Hope you and all your kitties are happy and healthy!

I was directed to this site by another cat fancier, and must start by saying it is a very nice find! 

I am looking for a white/black female Turkish Van (a.k.a. Swimming Cats), not older than three months, in the New York area (New Jersey, Pennsylvania, Connecticut areas acceptible). 

I have never bought a cat from a breeder and am not familiar with the show circuit cycle, etc...
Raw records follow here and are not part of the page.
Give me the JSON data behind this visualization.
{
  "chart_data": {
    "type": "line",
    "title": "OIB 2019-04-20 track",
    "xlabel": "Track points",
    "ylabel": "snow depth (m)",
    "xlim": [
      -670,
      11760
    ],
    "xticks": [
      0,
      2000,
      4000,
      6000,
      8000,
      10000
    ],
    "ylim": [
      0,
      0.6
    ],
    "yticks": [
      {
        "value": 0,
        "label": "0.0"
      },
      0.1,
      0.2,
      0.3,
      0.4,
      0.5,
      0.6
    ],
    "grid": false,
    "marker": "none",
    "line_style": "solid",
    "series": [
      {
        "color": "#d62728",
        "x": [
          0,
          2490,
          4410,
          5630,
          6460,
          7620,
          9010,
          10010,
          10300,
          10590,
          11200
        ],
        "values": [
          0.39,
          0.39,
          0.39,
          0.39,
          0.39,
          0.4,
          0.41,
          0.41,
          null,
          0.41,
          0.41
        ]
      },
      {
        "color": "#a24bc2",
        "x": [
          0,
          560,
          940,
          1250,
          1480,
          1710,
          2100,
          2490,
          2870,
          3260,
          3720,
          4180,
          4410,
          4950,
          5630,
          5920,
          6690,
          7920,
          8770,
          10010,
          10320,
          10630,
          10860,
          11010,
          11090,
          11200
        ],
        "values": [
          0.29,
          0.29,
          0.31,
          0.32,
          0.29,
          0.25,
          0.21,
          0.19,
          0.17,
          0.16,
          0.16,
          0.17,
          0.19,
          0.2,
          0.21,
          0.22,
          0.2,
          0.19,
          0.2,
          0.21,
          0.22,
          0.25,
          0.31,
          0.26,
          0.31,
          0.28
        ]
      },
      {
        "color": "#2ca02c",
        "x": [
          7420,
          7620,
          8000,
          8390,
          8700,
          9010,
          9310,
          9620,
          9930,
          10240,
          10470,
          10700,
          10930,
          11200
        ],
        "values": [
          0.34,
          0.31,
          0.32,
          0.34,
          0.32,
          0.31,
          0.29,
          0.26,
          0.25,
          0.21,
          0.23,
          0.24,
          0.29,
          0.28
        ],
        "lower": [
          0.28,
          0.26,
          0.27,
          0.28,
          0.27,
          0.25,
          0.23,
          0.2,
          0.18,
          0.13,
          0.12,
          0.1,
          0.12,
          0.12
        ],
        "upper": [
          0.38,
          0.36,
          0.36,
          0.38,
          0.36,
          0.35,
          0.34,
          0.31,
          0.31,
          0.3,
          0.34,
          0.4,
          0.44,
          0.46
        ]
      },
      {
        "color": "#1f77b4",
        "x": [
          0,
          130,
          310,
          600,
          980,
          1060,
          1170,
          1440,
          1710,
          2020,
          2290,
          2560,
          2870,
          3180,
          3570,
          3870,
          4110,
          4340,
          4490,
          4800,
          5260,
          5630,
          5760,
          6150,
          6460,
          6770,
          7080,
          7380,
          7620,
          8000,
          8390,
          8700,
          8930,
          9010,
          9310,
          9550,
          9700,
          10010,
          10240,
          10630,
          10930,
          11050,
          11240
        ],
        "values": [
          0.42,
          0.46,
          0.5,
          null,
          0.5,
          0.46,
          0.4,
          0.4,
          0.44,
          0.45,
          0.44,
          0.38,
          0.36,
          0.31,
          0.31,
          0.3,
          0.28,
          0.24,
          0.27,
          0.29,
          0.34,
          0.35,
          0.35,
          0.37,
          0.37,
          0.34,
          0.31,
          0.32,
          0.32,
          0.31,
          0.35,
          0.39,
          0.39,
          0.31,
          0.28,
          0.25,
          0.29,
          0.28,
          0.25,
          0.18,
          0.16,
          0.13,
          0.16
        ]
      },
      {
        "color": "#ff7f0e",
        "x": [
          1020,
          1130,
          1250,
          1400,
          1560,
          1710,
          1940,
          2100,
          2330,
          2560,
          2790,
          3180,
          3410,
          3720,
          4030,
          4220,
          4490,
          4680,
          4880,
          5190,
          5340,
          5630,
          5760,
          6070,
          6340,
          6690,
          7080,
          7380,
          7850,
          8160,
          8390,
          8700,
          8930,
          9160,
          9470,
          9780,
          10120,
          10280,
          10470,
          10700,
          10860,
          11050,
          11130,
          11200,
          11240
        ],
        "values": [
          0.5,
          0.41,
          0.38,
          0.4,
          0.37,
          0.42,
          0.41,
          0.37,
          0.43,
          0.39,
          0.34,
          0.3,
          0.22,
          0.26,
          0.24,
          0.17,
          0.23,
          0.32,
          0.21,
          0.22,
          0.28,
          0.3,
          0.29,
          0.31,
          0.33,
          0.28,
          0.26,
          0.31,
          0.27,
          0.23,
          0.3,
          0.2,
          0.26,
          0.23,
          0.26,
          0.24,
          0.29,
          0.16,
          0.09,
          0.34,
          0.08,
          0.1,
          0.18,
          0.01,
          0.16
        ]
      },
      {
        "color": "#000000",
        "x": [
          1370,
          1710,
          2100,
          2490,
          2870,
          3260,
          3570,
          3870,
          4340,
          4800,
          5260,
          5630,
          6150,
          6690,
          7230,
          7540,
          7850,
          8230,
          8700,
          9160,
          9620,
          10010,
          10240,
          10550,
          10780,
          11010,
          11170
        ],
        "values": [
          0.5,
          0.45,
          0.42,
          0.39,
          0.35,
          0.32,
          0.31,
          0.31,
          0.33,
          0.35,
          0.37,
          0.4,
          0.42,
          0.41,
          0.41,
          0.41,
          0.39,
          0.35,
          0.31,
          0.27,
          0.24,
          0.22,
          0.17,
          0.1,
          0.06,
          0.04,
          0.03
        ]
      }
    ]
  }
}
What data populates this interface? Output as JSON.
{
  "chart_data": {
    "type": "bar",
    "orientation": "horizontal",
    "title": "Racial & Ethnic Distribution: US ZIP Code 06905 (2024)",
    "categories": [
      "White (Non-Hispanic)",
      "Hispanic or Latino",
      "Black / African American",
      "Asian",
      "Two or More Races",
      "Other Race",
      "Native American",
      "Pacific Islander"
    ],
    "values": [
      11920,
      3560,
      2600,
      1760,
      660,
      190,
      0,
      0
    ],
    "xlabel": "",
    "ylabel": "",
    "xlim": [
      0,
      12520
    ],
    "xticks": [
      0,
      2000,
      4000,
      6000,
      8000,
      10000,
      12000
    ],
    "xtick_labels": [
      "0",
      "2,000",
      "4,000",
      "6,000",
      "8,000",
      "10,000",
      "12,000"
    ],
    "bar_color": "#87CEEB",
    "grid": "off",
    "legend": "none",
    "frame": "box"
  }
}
There is no hurry on my end, but any information, especially first hand from other Turkish Van owners, about breeders of Vans, and any upcoming cat shows or sites with more information, would be much appreciated. 

Thank you!
Yemy


----------



## Wayne (Feb 1, 2003)

You can look up all sorts of catteries on the internet, and New York is one of the places that has many to choose from. Most of them are helpful and friendly. I rescued a cat from our local shelter last summer. After watching him grow up, I thought he was a $1500 snow-white Turkish Angora, with the same coat and blue eyes. After contacting some TA breeders in this state and some in adjacent states, trying to find if anyone had lost a TA on the highway. All responses were negative. The only problem with Foxy's TA profile was his ears, they were't the TA type. Last week at my vet's open house, there was a woman there with a cat who looked like Foxy. She said that her cat was a cross between a Siamese and a Himmy. So, this solved the problem in identifying Foxy's parentage.


----------



## wookie130 (Feb 1, 2004)

I'm not having much luck in New York, but did find a listing in Pennsylvania on this site: http://www.breedlist.com/breeders/turv. ... nnsylvania

These breeders are actually located in Maryland...which I realize isn't what you requested for, but perhaps you may have luck contacting one of these people...and they can redirect you to something closer. http://www.catfancy.com/catfancy/classi ... &State=All

Hopefully you can find what you're looking for...I have been told that my Fergus could quite possibly be part auburn Turkish Van...minus the long bushy coat.


----------



## Wayne (Feb 1, 2003)

I looked at the internet web sites also, and it appears that Europe has the most catteries for Turkish Vans, (sorry about that). I did see a cattery in Maryland and 2 in Ft. Worth. Texas. Definitely not that many to choose from.


----------